The order of internal messages sent between two server nodes is maintained, even in the event that a separate socket connection is contemporaneously established directly between the two server nodes. This can be accomplished through the use of a single output queue per service on a server node, so whether a message is transmitted from one server node to another via socket connections with the message server, or via the direct socket connection between the server nodes, the message arrives in the same order with respect to other messages in the output queue.
Transmitting multicasting messages among server nodes is accomplished via socket connections for internal communications between each server node and the message server. A server node need only send one multicast message to the message server. The message server replicates the message and transmits it to each destination server node over its respective socket connection with the message server.
Elements of embodiments of the present invention may also be provided as a machine-readable medium for storing the machine-executable instructions. The machine-readable medium may include, but is not limited to, flash memory, optical disks, CD-ROMs, DVD ROMs, RAMs, EPROMs, EEPROMs, magnetic or optical cards, propagation media or other type of machine-readable media suitable for storing electronic instructions. For example, embodiments of the invention may be downloaded as a computer program which may be transferred from a remote computer (e.g., a server) to a requesting computer (e.g., a client) by way of data signals embodied in a carrier wave or other propagation medium via a communication link (e.g., a modem or network connection).
It should be appreciated that reference throughout this specification to “one embodiment” or “an embodiment” means that a particular feature, structure or characteristic described in connection with the embodiment is included in at least one embodiment of the present invention. Therefore, it is emphasized and should be appreciated that two or more references to “an embodiment” or “one embodiment” or “an alternative embodiment” in various portions of this specification are not necessarily all referring to the same embodiment. Furthermore, the particular features, structures or characteristics may be combined as suitable in one or more embodiments of the invention.

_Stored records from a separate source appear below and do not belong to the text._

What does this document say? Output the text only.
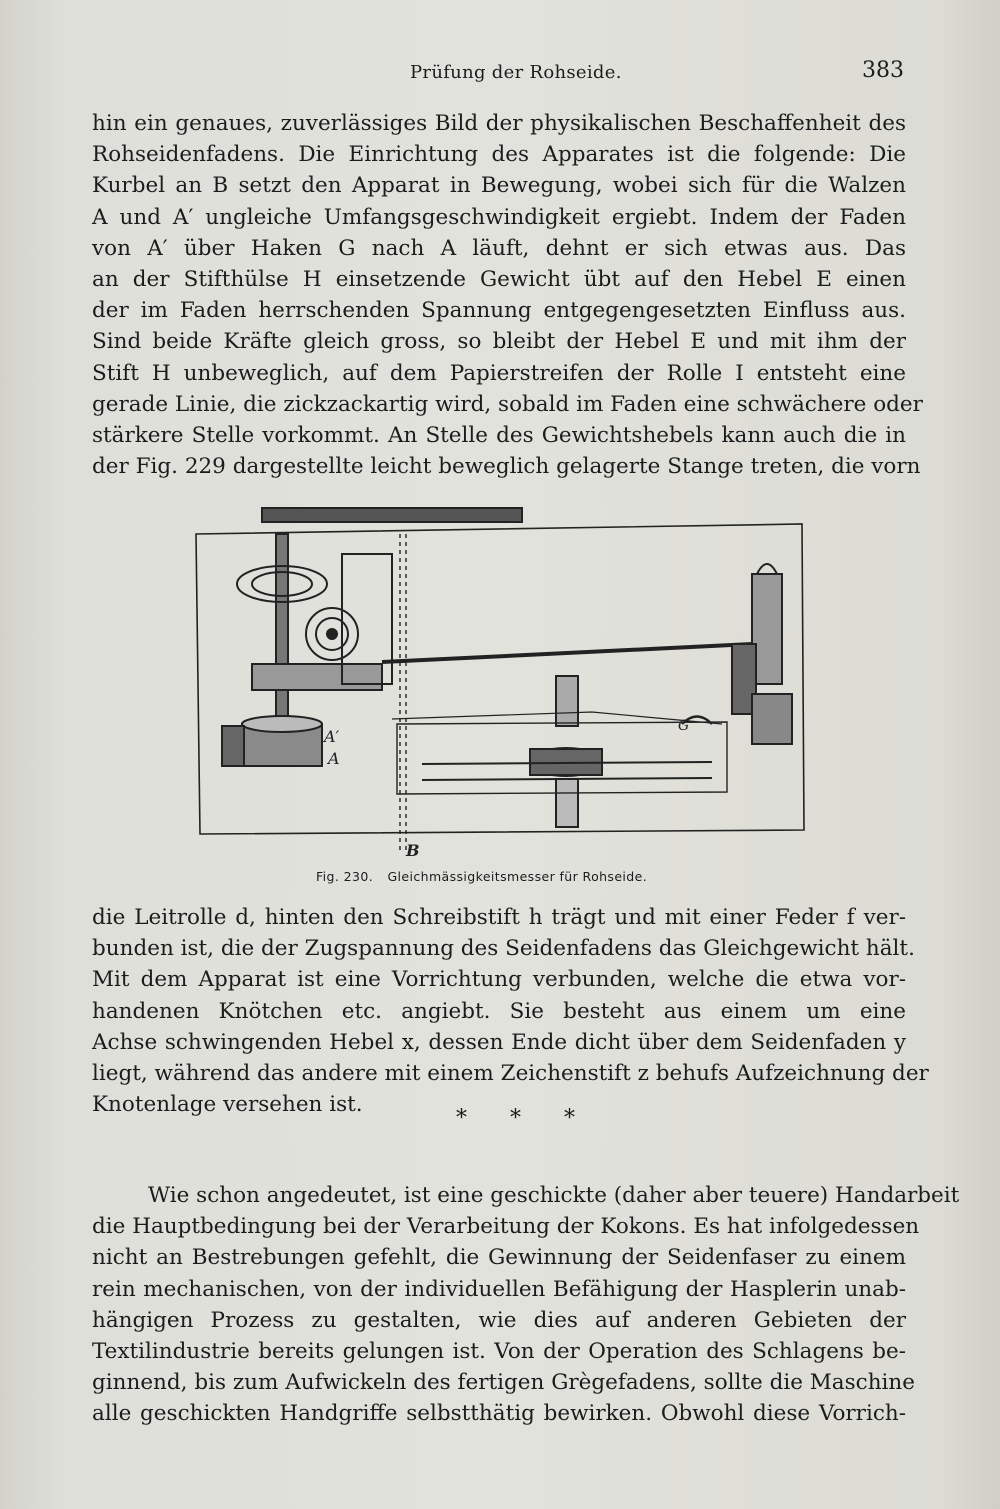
Prüfung der Rohseide.	383
hin ein genaues, zuverlässiges Bild der physikalischen Beschaffenheit des
Rohseidenfadens. Die Einrichtung des Apparates ist die folgende: Die
Kurbel an B setzt den Apparat in Bewegung, wobei sich für die Walzen
A und A′ ungleiche Umfangsgeschwindigkeit ergiebt. Indem der Faden
von A′ über Haken G nach A läuft, dehnt er sich etwas aus. Das
an der Stifthülse H einsetzende Gewicht übt auf den Hebel E einen
der im Faden herrschenden Spannung entgegengesetzten Einfluss aus.
Sind beide Kräfte gleich gross, so bleibt der Hebel E und mit ihm der
Stift H unbeweglich, auf dem Papierstreifen der Rolle I entsteht eine
gerade Linie, die zickzackartig wird, sobald im Faden eine schwächere oder
stärkere Stelle vorkommt. An Stelle des Gewichtshebels kann auch die in
der Fig. 229 dargestellte leicht beweglich gelagerte Stange treten, die vorn
A′
A
B
G
Fig. 230. Gleichmässigkeitsmesser für Rohseide.
die Leitrolle d, hinten den Schreibstift h trägt und mit einer Feder f ver-
bunden ist, die der Zugspannung des Seidenfadens das Gleichgewicht hält.
Mit dem Apparat ist eine Vorrichtung verbunden, welche die etwa vor-
handenen Knötchen etc. angiebt. Sie besteht aus einem um eine
Achse schwingenden Hebel x, dessen Ende dicht über dem Seidenfaden y
liegt, während das andere mit einem Zeichenstift z behufs Aufzeichnung der
Knotenlage versehen ist.
* * *
Wie schon angedeutet, ist eine geschickte (daher aber teuere) Handarbeit
die Hauptbedingung bei der Verarbeitung der Kokons. Es hat infolgedessen
nicht an Bestrebungen gefehlt, die Gewinnung der Seidenfaser zu einem
rein mechanischen, von der individuellen Befähigung der Hasplerin unab-
hängigen Prozess zu gestalten, wie dies auf anderen Gebieten der
Textilindustrie bereits gelungen ist. Von der Operation des Schlagens be-
ginnend, bis zum Aufwickeln des fertigen Grègefadens, sollte die Maschine
alle geschickten Handgriffe selbstthätig bewirken. Obwohl diese Vorrich-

Similarly, it should be appreciated that in the foregoing description of embodiments of the invention, various features are sometimes grouped together in a single embodiment, figure, or description thereof for the purpose of streamlining the disclosure aiding in the understanding of one or more of the various inventive aspects. This method of disclosure, however, is not to be interpreted as reflecting an intention that the claimed subject matter requires more features than are expressly recited in each claim. Rather, as the following claims reflect, inventive aspects lie in less than all features of a single foregoing disclosed embodiment. Thus, the claims following the detailed description are hereby expressly incorporated into this detailed description, with each claim standing on its own as a separate embodiment of this invention.